La réflexion des constituants qui s’est traduite par l’insertion de l’article 211 de la constitution correspond bien aux attentes de nos associations. C’est pourquoi nous demandons clairement aujourd’hui que cette volonté soit prise en compte dans la législation qui en découlera

Nos associations, en particulier celles qui sont régulièrement subventionnées par l’Etat, comprennent tout à fait la nécessité d’un contrôle stricte de l’utilisation des deniers publics. Elles espèrent cependant que le nouveau cadre constitutionnel permettra d’en revenir à un réel partenariat et à mieux tenir compte de l’autonomie des associations dans la définition de leurs missions globales et leurs organisations. Celle-ci doit pouvoir continuer à intégrer les engagements bénévoles, tant des membres de leurs comités que d’une partie de leur personnel.

 La constitution insiste encore sur la nécessité de transparence (art. 148), de consultation et de cadres de concertation indispensables (art. 11 et 110). Ces dernières années ces consultations ont souvent fait défaut, en particulier dans l’élaboration de contrats de prestation ou de la manière de les évaluer. Le principe de proportionnalité n’a pas toujours été respecté et le respect de l’autonomie des associations parfois malmené.

Par ailleurs bon nombre de décisions dans les domaines de l’action sociale et de la santé  sont prises de manière unilatérales, alors qu’elles ont des répercussions importantes pour les associations concernées. Ce report de charges n’est pas réellement pris en compte, ce qui peut conduire à des impasses et des asphyxies dont le coût final risque d’être plus élevé que les économies espérées !

 Nous comprenons la difficulté de l’Etat, de son administration et de ses diverses autorités, de parvenir à maintenir un contact régulier avec l’ensemble des associations. C’est pourquoi nous sommes parfois incités à envisager des fusions alors même que celles-ci posent souvent plus de problèmes qu’elles permettent d’en résoudre. Elles auraient aussi pour conséquence de réduire des accompagnements spécifiques pour combattre efficacement des précarités reconnues. La constitution du CAPAS est une réponse mieux adaptée pour permettre une collaboration efficace entre partenaires publics et privés.

 

Maurice Gardiol, membre du Comité du CAPAS et constituant

Commentaires

Il y a loin hélas du texte aux lèvres, si j'ose dire ! Ceux qui dans la Constituante ne voulaient pas de ces ouvertures sont aux commandes, s'arrangeront pour que rien ne change. Si ce n'est que les associations partenaires seront de plus en plus contrôlées. Je n'avais pas je l'avoue la foi constitutionnelle.

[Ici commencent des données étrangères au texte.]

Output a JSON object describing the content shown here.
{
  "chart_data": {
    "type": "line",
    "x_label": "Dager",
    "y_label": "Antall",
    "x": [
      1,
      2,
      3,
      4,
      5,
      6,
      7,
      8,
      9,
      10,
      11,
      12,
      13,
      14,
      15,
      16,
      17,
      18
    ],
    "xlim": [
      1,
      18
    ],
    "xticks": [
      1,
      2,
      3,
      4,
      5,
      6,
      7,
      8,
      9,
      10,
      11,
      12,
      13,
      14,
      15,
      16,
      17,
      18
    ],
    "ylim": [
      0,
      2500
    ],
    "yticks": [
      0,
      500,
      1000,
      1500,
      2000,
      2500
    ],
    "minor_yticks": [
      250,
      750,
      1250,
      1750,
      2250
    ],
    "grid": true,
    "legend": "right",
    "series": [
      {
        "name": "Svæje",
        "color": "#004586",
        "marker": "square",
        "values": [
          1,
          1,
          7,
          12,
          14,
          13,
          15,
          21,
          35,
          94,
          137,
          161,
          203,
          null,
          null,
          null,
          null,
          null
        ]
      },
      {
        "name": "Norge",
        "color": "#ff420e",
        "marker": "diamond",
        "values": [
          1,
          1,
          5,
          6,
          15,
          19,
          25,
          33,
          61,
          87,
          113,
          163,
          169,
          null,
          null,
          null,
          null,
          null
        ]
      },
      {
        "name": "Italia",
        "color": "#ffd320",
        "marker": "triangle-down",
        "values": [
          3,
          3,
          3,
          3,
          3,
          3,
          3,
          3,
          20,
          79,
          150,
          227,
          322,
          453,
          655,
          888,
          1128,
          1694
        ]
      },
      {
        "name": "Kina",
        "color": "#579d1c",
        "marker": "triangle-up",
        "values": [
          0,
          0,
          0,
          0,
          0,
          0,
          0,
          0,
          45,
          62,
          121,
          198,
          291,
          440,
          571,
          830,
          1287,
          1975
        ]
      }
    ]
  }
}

Écrit par : GuyLComte | 13/06/2013

Evidemment cette reconnaissance et ce partenariat ne vont pas tomber du ciel constitutionnel. Toutefois la constitution est un outil à la disposition de chaque citoyen-ne et nous devons nous en saisir pour faire valoir ce qu'elle promeut. Raison pour laquelle le fait de nous unir et de nous coordonner pour tirer à la même corde revêt une grand importance. C'est vrai pour le social et la santé, mais aussi pour la coopération, pour la culture ou pour le sport. Le tissu associatif à Genève joue un rôle important et il doit être mieux pris en considération par nos autorités.